Le cadre réglementaire encadrant l’accueil des jeunes enfants n’avait pas fait l’objet de réforme depuis 1974. En avril dernier, un rapport rédigé par la députée socialiste Isabelle Santiago a mis en lumière des conditions préoccupantes au sein de certaines structures d’accueil pour nourrissons, caractérisées par une surpopulation et un encadrement insuffisant. Ce rapport a également mis en garde contre le risque de voir réapparaître le syndrome d'”hospitalisme”, qui se manifeste par un état dépressif chez les bébés privés de liens affectifs.

« Notre mission vise à soutenir des enfants profondément affectés par les épreuves précoces de leur existence, en leur procurant un environnement propice à leur épanouissement optimal», a affirmé une fois de plus Catherine Vautrin. Les équipes devront donc se concentrer sur la satisfaction des besoins d’éveil et de développement des enfants, tout en veillant à leur attachement et à leur sécurité.

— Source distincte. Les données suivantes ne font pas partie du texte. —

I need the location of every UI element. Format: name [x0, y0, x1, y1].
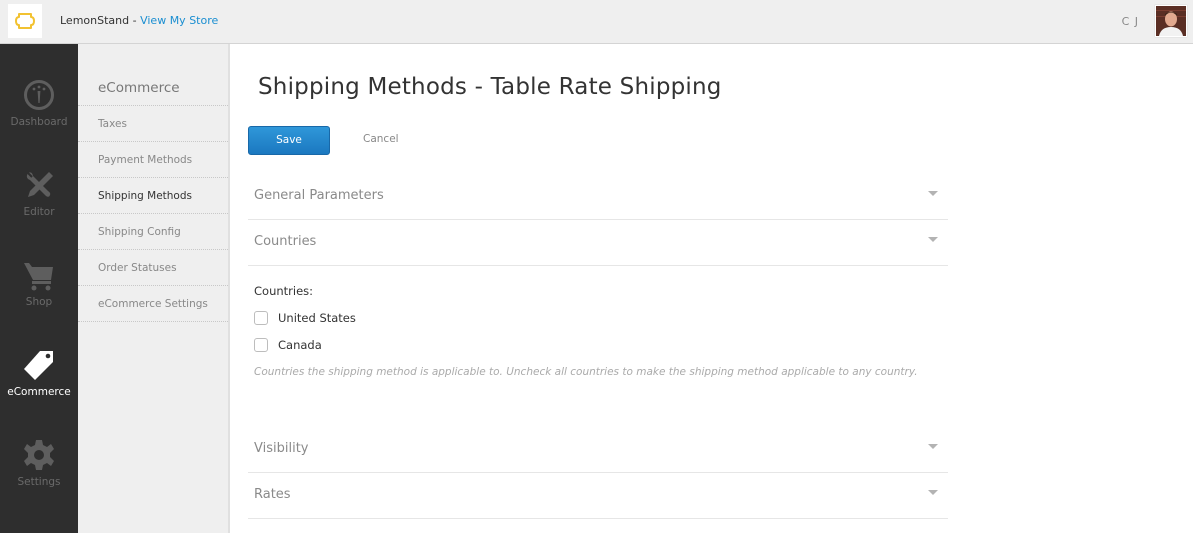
ecommerce-subnav: eCommerce Taxes Payment Methods Shipping… — [78, 44, 230, 533]
section-title: Rates — [254, 487, 291, 502]
subnav-item-payment-methods[interactable]: Payment Methods — [78, 142, 228, 178]
shopping-cart-icon — [22, 258, 56, 292]
subnav-list: Taxes Payment Methods Shipping Methods S… — [78, 105, 228, 322]
nav-item-settings[interactable]: Settings — [0, 404, 78, 494]
editor-tools-icon — [22, 168, 56, 202]
subnav-item-ecommerce-settings[interactable]: eCommerce Settings — [78, 286, 228, 322]
subnav-item-shipping-config[interactable]: Shipping Config — [78, 214, 228, 250]
dashboard-gauge-icon — [22, 78, 56, 112]
country-option-united-states[interactable]: United States — [254, 310, 356, 326]
nav-label-editor: Editor — [23, 206, 55, 218]
top-header: LemonStand - View My Store C J — [0, 0, 1193, 44]
canada-checkbox[interactable] — [254, 338, 268, 352]
view-my-store-link[interactable]: View My Store — [140, 14, 218, 27]
page-title: Shipping Methods - Table Rate Shipping — [258, 74, 722, 100]
cancel-button[interactable]: Cancel — [363, 133, 399, 145]
section-countries[interactable]: Countries — [248, 220, 948, 266]
nav-label-ecommerce: eCommerce — [7, 386, 71, 398]
section-visibility[interactable]: Visibility — [248, 427, 948, 473]
united-states-checkbox[interactable] — [254, 311, 268, 325]
nav-item-ecommerce[interactable]: eCommerce — [0, 314, 78, 404]
caret-down-icon — [928, 444, 938, 449]
section-title: Visibility — [254, 441, 309, 456]
brand-separator: - — [129, 14, 141, 27]
user-avatar[interactable] — [1155, 5, 1187, 37]
section-rates[interactable]: Rates — [248, 473, 948, 519]
user-initials[interactable]: C J — [1122, 15, 1139, 28]
subnav-item-shipping-methods[interactable]: Shipping Methods — [78, 178, 228, 214]
price-tag-icon — [22, 348, 56, 382]
nav-label-settings: Settings — [17, 476, 61, 488]
subnav-title: eCommerce — [98, 80, 180, 96]
brand: LemonStand - View My Store — [60, 14, 218, 27]
country-option-canada[interactable]: Canada — [254, 337, 322, 353]
caret-down-icon — [928, 191, 938, 196]
nav-item-shop[interactable]: Shop — [0, 224, 78, 314]
brand-name: LemonStand — [60, 14, 130, 27]
section-title: Countries — [254, 234, 317, 249]
caret-down-icon — [928, 490, 938, 495]
caret-down-icon — [928, 237, 938, 242]
nav-item-editor[interactable]: Editor — [0, 134, 78, 224]
section-general-parameters[interactable]: General Parameters — [248, 174, 948, 220]
countries-help-text: Countries the shipping method is applica… — [254, 366, 918, 378]
subnav-item-order-statuses[interactable]: Order Statuses — [78, 250, 228, 286]
lemonstand-logo-icon[interactable] — [8, 4, 42, 38]
checkbox-label: Canada — [278, 338, 322, 352]
main-nav: Dashboard Editor Shop eCommerce Settings — [0, 44, 78, 533]
main-content: Shipping Methods - Table Rate Shipping S… — [230, 44, 1193, 533]
nav-item-dashboard[interactable]: Dashboard — [0, 44, 78, 134]
checkbox-label: United States — [278, 311, 356, 325]
save-button[interactable]: Save — [248, 126, 330, 155]
nav-label-shop: Shop — [25, 296, 53, 308]
nav-label-dashboard: Dashboard — [10, 116, 68, 128]
subnav-item-taxes[interactable]: Taxes — [78, 106, 228, 142]
gear-icon — [22, 438, 56, 472]
section-title: General Parameters — [254, 188, 384, 203]
countries-label: Countries: — [254, 284, 314, 298]
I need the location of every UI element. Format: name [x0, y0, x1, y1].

Les structures d’accueil des tout-petits auront également pour mission d’assister les parents en vue du retour du nourrisson au sein de sa famille, avec une «équipe spécialisée dans le soutien à la parentalité», comme le précise le ministère. Bien souvent, les jeunes enfants se retrouvent sous la protection de la justice lorsque celle-ci identifie un risque lié à des actes de maltraitance, à des problèmes de toxicomanie ou de troubles psychiatriques des parents, voire à des violences conjugales.